Pero actualmente Francisco Gil Díaz, secretario de Hacienda, ha reiterado su ofensiva contra el libro, del modo más visceral. Si antes se consideraba un producto cualquiera ahora para él es un producto deleznable y obsceno. En sus declaraciones hay tal carga de odio contra la cultura y sus creadores, que le impide razonar. En esa postura ciega jamás logrará saber que la literatura, en especial la poesía, es el gran crisol del lenguaje. Encerrado papiamento burocrático y técnico no comprenderá que si no frecuentásemos a los clásicos o leyéramos a los contemporáneos todos hablaríamos como él y los suyos; que el lenguaje es una fuerza primordial en la vitalidad social, que cada gran poeta, cada gran autor, junto con el pueblo, enriquece y transforma el idioma. Que sin escritura todos seguiríamos comunicándonos con los rugidos y balbuceos de la caverna. Que sin Cervantes, Góngora, Quevedo, Darío, López Velarde, Borges, Reyes, Neruda, Paz y Rulfo, y tantos y tantos escritores, nuestro idioma sería infinitamente más pobre. "Cada poeta", dice Octavio Paz, "es sólo un latido en el río del lenguaje".
"La mentalidad totalitaria difícilmente acepta lo diverso; es por esencia monológica, admite sólo una voz, la que emite el amo y servilmente repiten los vasallos."
La mentalidad totalitaria se cristaliza en la ceguera de este tecnócrata que combate con ahínco el libro, a la escritura y a sus creadores. Es un ejemplo de esa mentalidad antihumana de la que hablaba y temía el gran Isaiah Berlín. De la clonación de este depredador podríamos sólo esperar un inmenso desierto de trivialidades y vulgaridad en el futuro.
Otro personaje, el legislador Diego Fernández de Cevallos, distinto al tecnócrata aunque de pensamiento igualmente totalitario (en una ocasión declaró estar casado sólo por la Iglesia y no por lo civil, porque el Registro Civil era institución juarista), manifestó su apoyo a la causa del secretario y vapuleó a escritores, historiadores y académicos que han criticado sus declaraciones, con el lenguaje opulento que acostumbra; se lamenta que no se pueda tocar a los intelectuales "porque se deshacen como terroncitos de azúcar". A diferencia de Gil Díaz, el tono de este parlamentario tiene siempre un tufo falangista.

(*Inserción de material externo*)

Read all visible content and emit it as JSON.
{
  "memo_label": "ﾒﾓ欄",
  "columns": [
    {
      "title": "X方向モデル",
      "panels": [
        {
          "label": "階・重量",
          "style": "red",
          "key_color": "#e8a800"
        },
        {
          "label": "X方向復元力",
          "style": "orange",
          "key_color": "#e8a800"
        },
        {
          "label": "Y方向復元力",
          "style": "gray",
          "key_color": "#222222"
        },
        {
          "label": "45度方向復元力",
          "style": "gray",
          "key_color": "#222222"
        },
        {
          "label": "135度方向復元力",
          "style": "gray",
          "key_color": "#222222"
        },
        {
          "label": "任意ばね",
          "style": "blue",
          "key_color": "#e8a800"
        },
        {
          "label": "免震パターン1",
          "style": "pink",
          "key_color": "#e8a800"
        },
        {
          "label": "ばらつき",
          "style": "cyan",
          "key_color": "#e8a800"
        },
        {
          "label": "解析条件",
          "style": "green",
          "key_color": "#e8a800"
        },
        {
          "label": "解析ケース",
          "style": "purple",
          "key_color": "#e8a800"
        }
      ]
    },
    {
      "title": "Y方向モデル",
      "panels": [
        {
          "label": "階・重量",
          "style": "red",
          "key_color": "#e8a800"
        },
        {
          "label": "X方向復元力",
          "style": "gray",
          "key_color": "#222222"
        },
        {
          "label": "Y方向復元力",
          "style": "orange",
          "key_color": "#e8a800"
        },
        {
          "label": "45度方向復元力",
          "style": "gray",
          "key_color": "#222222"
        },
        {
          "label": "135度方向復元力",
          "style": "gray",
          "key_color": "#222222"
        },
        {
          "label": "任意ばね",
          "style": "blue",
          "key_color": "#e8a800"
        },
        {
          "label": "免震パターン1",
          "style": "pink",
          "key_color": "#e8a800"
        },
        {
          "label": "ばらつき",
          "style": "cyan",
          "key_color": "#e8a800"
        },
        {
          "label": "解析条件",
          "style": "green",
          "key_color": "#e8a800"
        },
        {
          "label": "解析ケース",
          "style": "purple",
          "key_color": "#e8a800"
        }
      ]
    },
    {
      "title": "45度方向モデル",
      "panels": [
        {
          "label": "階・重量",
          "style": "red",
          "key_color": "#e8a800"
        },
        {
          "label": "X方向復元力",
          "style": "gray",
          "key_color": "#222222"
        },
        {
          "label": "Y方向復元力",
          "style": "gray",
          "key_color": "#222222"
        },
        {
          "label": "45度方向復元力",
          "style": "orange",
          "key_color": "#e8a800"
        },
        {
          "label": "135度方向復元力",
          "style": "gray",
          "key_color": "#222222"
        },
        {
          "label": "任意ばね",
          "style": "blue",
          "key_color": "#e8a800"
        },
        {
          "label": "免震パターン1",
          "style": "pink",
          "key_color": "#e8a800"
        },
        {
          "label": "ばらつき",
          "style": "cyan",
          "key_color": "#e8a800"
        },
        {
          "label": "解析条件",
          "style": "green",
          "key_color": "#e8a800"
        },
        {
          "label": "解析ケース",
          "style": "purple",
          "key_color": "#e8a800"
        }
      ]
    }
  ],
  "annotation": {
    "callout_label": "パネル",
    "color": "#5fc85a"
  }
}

Su temperamento coincide con el de un contrarreformista radical, un oscuro cruzado de la causa carlista, situado dos siglos después en la vida política mexicana.
El gobierno y sus voceros hablan permanentemente de las virtudes del cambio. Pero los hechos las desmienten. El actual episodio nos señala una dirección a la estulticia, a someternos al lenguaje de la insignificancia. La campaña contra el libro y sus autores, inédita en la historia de México, me trae a la memoria el grito histérico con que el general franquista Millán Astray trató de hacer callar a Unamuno en el último discurso de su vida: ¡Viva la muerte! ¡Muera la inteligencia!